Images can be added to Implementation sections if relevant, for example if you’re working with GUI-only software, or demonstrating the output of a data visualization technique.

How can you add these images? You can upload the images somewhere on the internet that allows image linking, and include the image in your instructions with ![Image](src). Ideally, upload the image directly to the Images/name-of-your-page/ subfolder of whatever directory you’re working in, and link to the images there.

Please be sure to add alt text to images for sight-impaired users. Image filenames should make reference to the language used to make them, i.e. python_scatterplot.png.

Data

Ideally, the same data set will be uploaded to LOST directly in a format accessible by many languages (like CSV) in the Data/name-of-your-page/ subfolder of whatever directory you’re working in, and then that data can be used for implementation in all languages on the page. This is not required, but is encouraged.

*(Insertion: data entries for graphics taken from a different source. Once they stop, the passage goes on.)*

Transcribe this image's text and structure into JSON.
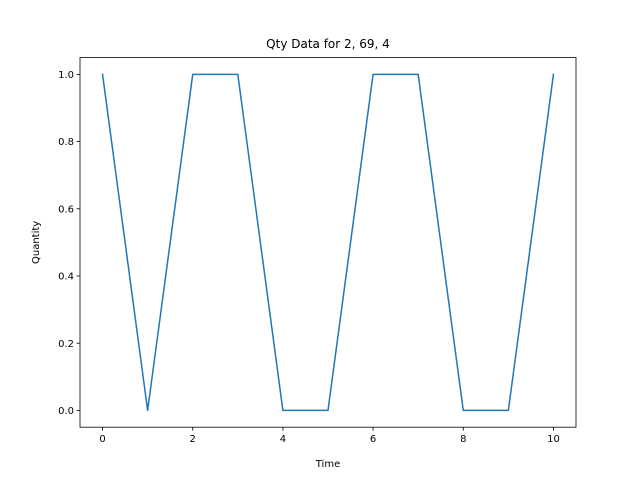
{
  "chart_data": {
    "type": "line",
    "title": "Qty Data for 2, 69, 4",
    "xlabel": "Time",
    "ylabel": "Quantity",
    "x": [
      0,
      1,
      2,
      3,
      4,
      5,
      6,
      7,
      8,
      9,
      10
    ],
    "series": [
      {
        "values": [
          1,
          0,
          1,
          1,
          0,
          0,
          1,
          1,
          0,
          0,
          1
        ],
        "color": "#1f77b4"
      }
    ],
    "xlim": [
      -0.5,
      10.5
    ],
    "ylim": [
      -0.05,
      1.05
    ],
    "xticks": [
      0,
      2,
      4,
      6,
      8,
      10
    ],
    "xtick_labels": [
      "0",
      "2",
      "4",
      "6",
      "8",
      "10"
    ],
    "yticks": [
      0.0,
      0.2,
      0.4,
      0.6,
      0.8,
      1.0
    ],
    "ytick_labels": [
      "0.0",
      "0.2",
      "0.4",
      "0.6",
      "0.8",
      "1.0"
    ],
    "grid": false,
    "legend": "none"
  }
}
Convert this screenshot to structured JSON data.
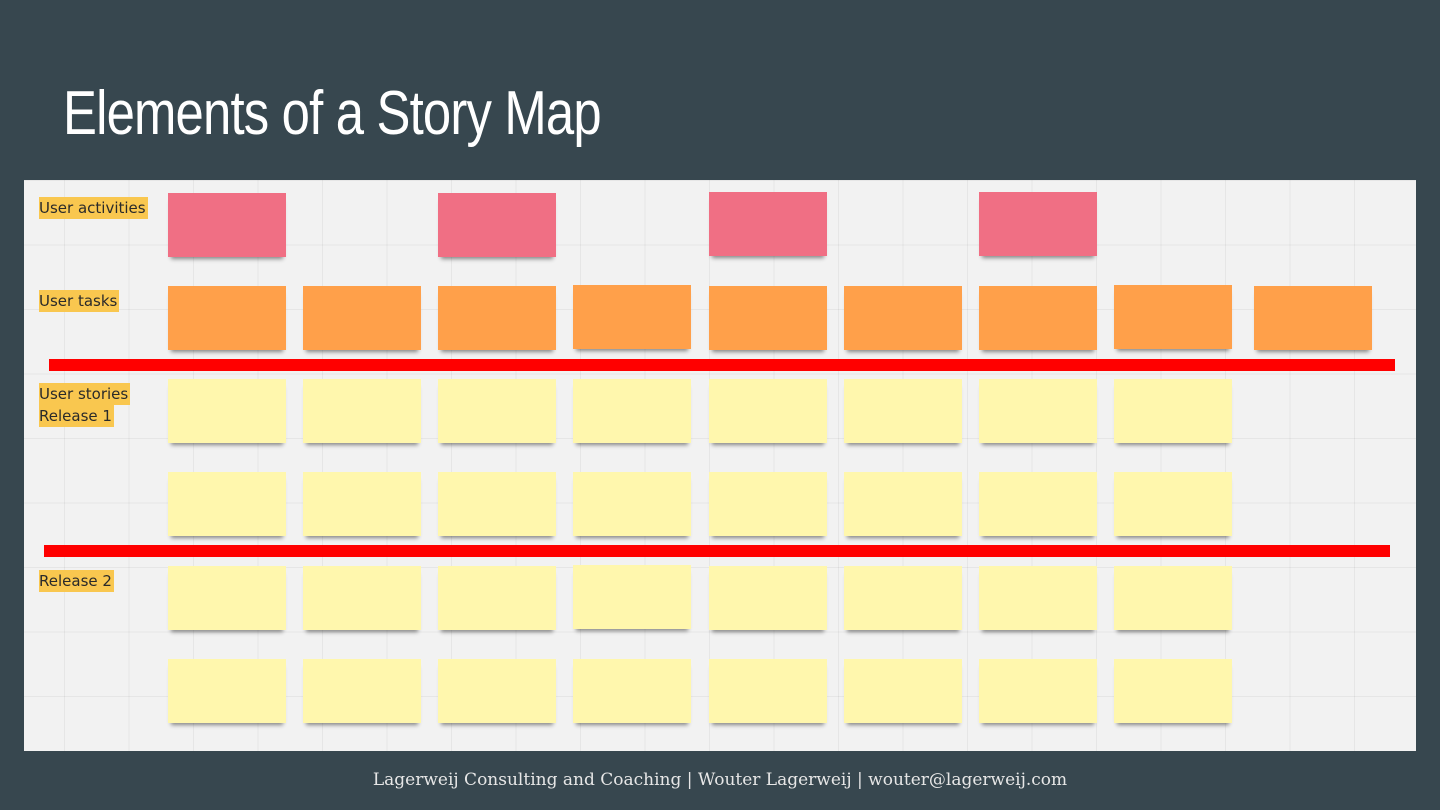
{
  "slide": {
    "title": "Elements of a Story Map",
    "footer": "Lagerweij Consulting and Coaching | Wouter Lagerweij | wouter@lagerweij.com"
  },
  "labels": {
    "user_activities": "User activities",
    "user_tasks": "User tasks",
    "user_stories": "User stories",
    "release_1": "Release 1",
    "release_2": "Release 2"
  },
  "colors": {
    "background": "#37474f",
    "board": "#f2f2f2",
    "label_highlight": "#f9c74f",
    "activity_note": "#f06f84",
    "task_note": "#ffa04a",
    "story_note": "#fff7ad",
    "release_line": "#ff0000"
  }
}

FREQUENTLY ASKED QUESTIONS

  • What techniques are important enough to be their own page? This is a little subjective, but if you’re writing about X, which is a minor option/variant of Y, then you can just include it on the Y page. If X is a different technique or a variant of Y that is used in different circumstances or produces meaningfully different output, then give X its own page.
  • How should I title my page? Pick a single, concise description of the technique you’re talking about. If there are multiple ways to refer to the technique you’re doing, pick one. You will also need to select a file name, which should be in lower_case_with_underscores.md and you might want to make a bit shorter. So Ordinary Least Squares (Linear Regression) might be the title and H1 heading, and ordinary_least_squares.md might be the file name.
  • What languages can I include in Implementations? Any language is valid as long as it’s something people actually do statistical analysis in. Don’t include something just because you can (I mean, you can technically do OLS in assembly but is that useful for anyone?), but because you think someone will find it useful.
  • Should I include the output of my code? For data visualization, yes! Just keep the images relatively small so they don’t crowd the page. See the Implementations section above for how to add images. If your output is not visual, there’s probably no need to include output unless you think that it is especially important for some technique.
  • How can I discuss what I’m doing with other contributors? Head to the Issues page and find (or post) a thread with the title of the page you’re talking about.
  • How can I [add an image/link to another LOST page/add an external link/bold text] in the LOST wiki? See the Markdown section above.
  • I want to contribute but I do not like all the rules and structure on this page. I don’t even want my FAQ entry to be a question. Just let me write what I want. If you have valuable knowledge about statistical techniques to share with people and are able to explain things clearly, I don’t want to stop you. So go for it. Maybe post something in Issues when you’re done and perhaps someone else will help make your page more consistent with the rest of the Wiki. I mean, it would be nicer if you did that yourself, but hey, we all have different strengths, right?